5. Собственноручное свидетельство крестьянина Тверской губернии Новоторжского уезда деревни Горок Степана Кудинова от 14 апреля 1888 года: «В 1883 году я был в Дивееве и был у Пелагии Ивановны, которая мне что говорила, все ее слова сбылись в точности, в чем и свидетельствую моею совестию».
6. Из собственноручного письма рясофорной монахини Прасковьи Дмитриевны Арвонатаки от 11 августа 1888 года к духовнику ее, отцу Авраамию, который просил ее собрать сведения о Пелагии Ивановне от дивеевских монахинь: «Все наши монахини — и старые, и молодые — почти в одно слово говорят, что она была раба Божия. И священником сказанную надгробную речь вам в удостоверение прилагаю. А мы все, то есть Серафимо-Дивеевского монастыря сестры, утверждаем единогласно, что она не только была прозорливою и предсказывала будущее, но и мысли узнавала, с какими приходили к ней, и часто обличала сказанные слова о ней в насмешку или неверие, когда к ней приходили; а после возымели большую веру, и до смерти ее всегда ее посещали».
Далее Прасковья Дмитриевна кратко упоминает о предсказании Пелагии Ивановны Елизавете Николаевне Кудрявцевой: «Одна мирская образованная особа, в настоящее время монахиня Дивеевского монастыря, еще до поступления своего в обитель посетила вместе с родственницею своею Дивеево, где ей очень понравилось, так что она сама пожелала туда поступить, хотя имела жениха по имени Сергей. Когда пришла она в келию Пелагии Ивановны и спросила ее, идти ли ей в монастырь, та ничего не ответила. И хотя вопрос этот неоднократно предлагался ей посетительницею, продолжала упорно молчать. Посетительница наконец сказала, что она совершенно еще свободно может располагать собою и испросить согласия и благословения у родителей своих на поступление в монастырь. Пелагия Ивановна и на это отвечала ей молчанием и только зорко смотрела на нее, от чего жутко стало посетительнице; казалось ей, что точно насквозь видит она всю ее душу. В это время мелькнула в ней мысль о женихе, и она подумала при этом, не он ли служит преградой к поступлению в монастырь и не это ли означает молчание прозорливицы. Пелагия Ивановна, провидя духом ее помыслы, быстро встала с пола, где сидела, выпрямилась во весь рост, протянула посетительнице свою руку и сказала: “Живи, как ты живешь. Сергей смертный”. Посетительница очень удивилась, что не зная дотоле ее и не зная ее жениха, она прямо называла его по имени, и притом так знаменательно, что как бы предсказывала ему смерть. Действительно, так и случилось: жених ее вскоре умер и она, вполне свободная, поступила в Дивеевский монастырь и прилепилась к Пелагии Ивановне самою искреннею любовию, стала любимою ее ученицею и много потом потрудилась в собирании и записывании верных сказаний о жизни и подвигах блаженной подвижницы».

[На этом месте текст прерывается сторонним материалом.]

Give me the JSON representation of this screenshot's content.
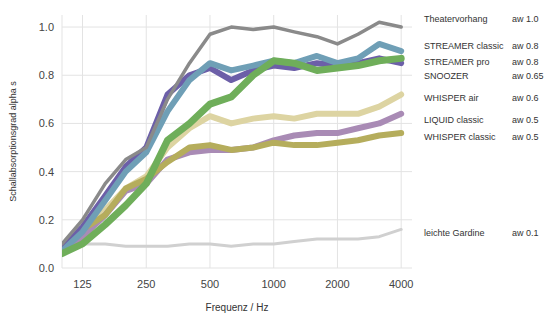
{
  "chart_data": {
    "type": "line",
    "x_label": "Frequenz / Hz",
    "y_label": "Schallabsorptionsgrad  alpha s",
    "x": [
      100,
      125,
      160,
      200,
      250,
      315,
      400,
      500,
      630,
      800,
      1000,
      1250,
      1600,
      2000,
      2500,
      3150,
      4000
    ],
    "xlim": [
      100,
      4500
    ],
    "xticks": [
      125,
      250,
      500,
      1000,
      2000,
      4000
    ],
    "ylim": [
      0,
      1.05
    ],
    "yticks": [
      {
        "value": 0,
        "label": "0.0"
      },
      {
        "value": 0.2,
        "label": "0.2"
      },
      {
        "value": 0.4,
        "label": "0.4"
      },
      {
        "value": 0.6,
        "label": "0.6"
      },
      {
        "value": 0.8,
        "label": "0.8"
      },
      {
        "value": 1,
        "label": "1.0"
      }
    ],
    "log": "x",
    "grid": true,
    "series": [
      {
        "name": "Theatervorhang",
        "rating": "aw 1.0",
        "color": "#8a8a8a",
        "values": [
          0.1,
          0.2,
          0.35,
          0.45,
          0.5,
          0.7,
          0.85,
          0.97,
          1.0,
          0.99,
          1.0,
          0.98,
          0.96,
          0.93,
          0.97,
          1.02,
          1.0
        ]
      },
      {
        "name": "STREAMER classic",
        "rating": "aw 0.8",
        "color": "#6f9fb6",
        "values": [
          0.07,
          0.15,
          0.28,
          0.4,
          0.48,
          0.65,
          0.78,
          0.85,
          0.82,
          0.84,
          0.86,
          0.85,
          0.88,
          0.85,
          0.87,
          0.93,
          0.9
        ]
      },
      {
        "name": "STREAMER pro",
        "rating": "aw 0.8",
        "color": "#6c5fa8",
        "values": [
          0.08,
          0.17,
          0.3,
          0.42,
          0.5,
          0.72,
          0.8,
          0.83,
          0.78,
          0.82,
          0.84,
          0.83,
          0.85,
          0.84,
          0.85,
          0.87,
          0.85
        ]
      },
      {
        "name": "SNOOZER",
        "rating": "aw 0.65",
        "color": "#6fae5a",
        "values": [
          0.06,
          0.1,
          0.18,
          0.26,
          0.35,
          0.53,
          0.6,
          0.68,
          0.71,
          0.8,
          0.86,
          0.85,
          0.82,
          0.83,
          0.84,
          0.86,
          0.87
        ]
      },
      {
        "name": "WHISPER air",
        "rating": "aw 0.6",
        "color": "#ddd4a2",
        "values": [
          0.07,
          0.16,
          0.24,
          0.33,
          0.38,
          0.5,
          0.58,
          0.63,
          0.6,
          0.62,
          0.63,
          0.62,
          0.64,
          0.64,
          0.64,
          0.67,
          0.72
        ]
      },
      {
        "name": "LIQUID classic",
        "rating": "aw 0.5",
        "color": "#a98bb5",
        "values": [
          0.06,
          0.13,
          0.22,
          0.32,
          0.35,
          0.45,
          0.48,
          0.49,
          0.49,
          0.5,
          0.53,
          0.55,
          0.56,
          0.56,
          0.58,
          0.6,
          0.64
        ]
      },
      {
        "name": "WHISPER classic",
        "rating": "aw 0.5",
        "color": "#b5ad5c",
        "values": [
          0.07,
          0.16,
          0.22,
          0.33,
          0.37,
          0.44,
          0.5,
          0.51,
          0.49,
          0.5,
          0.52,
          0.51,
          0.51,
          0.52,
          0.53,
          0.55,
          0.56
        ]
      },
      {
        "name": "leichte Gardine",
        "rating": "aw 0.1",
        "color": "#d0d0d0",
        "values": [
          0.1,
          0.1,
          0.1,
          0.09,
          0.09,
          0.09,
          0.1,
          0.1,
          0.09,
          0.1,
          0.1,
          0.11,
          0.12,
          0.12,
          0.12,
          0.13,
          0.16
        ]
      }
    ]
  }
}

Продолжим повествование Прасковьи Дмитриевны Арвонатаки. «Многие в обители говорят про Пелагию Ивановну: “Она мне много говорила, а что именно, теперь припомнить не могу”, — даже прошедшее рассказывала каждому, кому нужно было убедиться в ее прозорливости и на пользу души. Мне самой сказала она, что было со мной в жизни, и прибавила такие слова: “Умнее бы была, если бы своим умом жила”».

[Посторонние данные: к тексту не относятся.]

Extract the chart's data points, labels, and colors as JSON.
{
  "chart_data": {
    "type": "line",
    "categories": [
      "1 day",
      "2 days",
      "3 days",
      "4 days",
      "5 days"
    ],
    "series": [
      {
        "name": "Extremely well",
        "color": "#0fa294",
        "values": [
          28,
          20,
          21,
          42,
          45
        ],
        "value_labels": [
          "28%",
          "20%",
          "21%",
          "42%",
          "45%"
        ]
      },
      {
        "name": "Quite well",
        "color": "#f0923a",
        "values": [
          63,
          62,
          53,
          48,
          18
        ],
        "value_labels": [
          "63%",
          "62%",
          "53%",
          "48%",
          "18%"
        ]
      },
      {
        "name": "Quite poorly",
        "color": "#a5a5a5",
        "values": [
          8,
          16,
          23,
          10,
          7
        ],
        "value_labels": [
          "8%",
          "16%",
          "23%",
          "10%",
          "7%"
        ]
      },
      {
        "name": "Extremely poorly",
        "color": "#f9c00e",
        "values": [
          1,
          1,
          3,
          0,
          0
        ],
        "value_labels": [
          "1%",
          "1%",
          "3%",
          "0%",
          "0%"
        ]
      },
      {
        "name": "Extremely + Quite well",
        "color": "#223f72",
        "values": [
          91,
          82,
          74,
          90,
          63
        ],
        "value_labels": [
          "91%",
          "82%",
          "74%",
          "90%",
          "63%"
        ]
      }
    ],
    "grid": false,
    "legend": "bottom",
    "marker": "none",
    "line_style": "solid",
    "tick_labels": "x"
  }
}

«Я вам могла бы, — продолжает Прасковья Дмитриевна в письме к своему духовному отцу, — об ее предсказаниях, собственно ко мне относящихся, написать несколько листов, а также относящихся к моему сыну, и все они сбылись; но теперь печаль и скорбь подавляют меня. Что могла, то собрала, и посылаю к вам... Отец Агафодор, саровский иеромонах, всегда уважал и чтил Пелагию Ивановну и однажды приехал посетить ее. Увидавши, что она уже очень слаба, говорит ей: “Пелагия Ивановна, какая ты стала плохая! Ты скоро умрешь”. Она взглянула на него, да и говорит ему в ответ: “А ты впереди меня пойдешь”. И что же? Он был у ней в ноябре и 2-го декабря скончался, а Пелагия Ивановна умерла 30-го января, рано утром».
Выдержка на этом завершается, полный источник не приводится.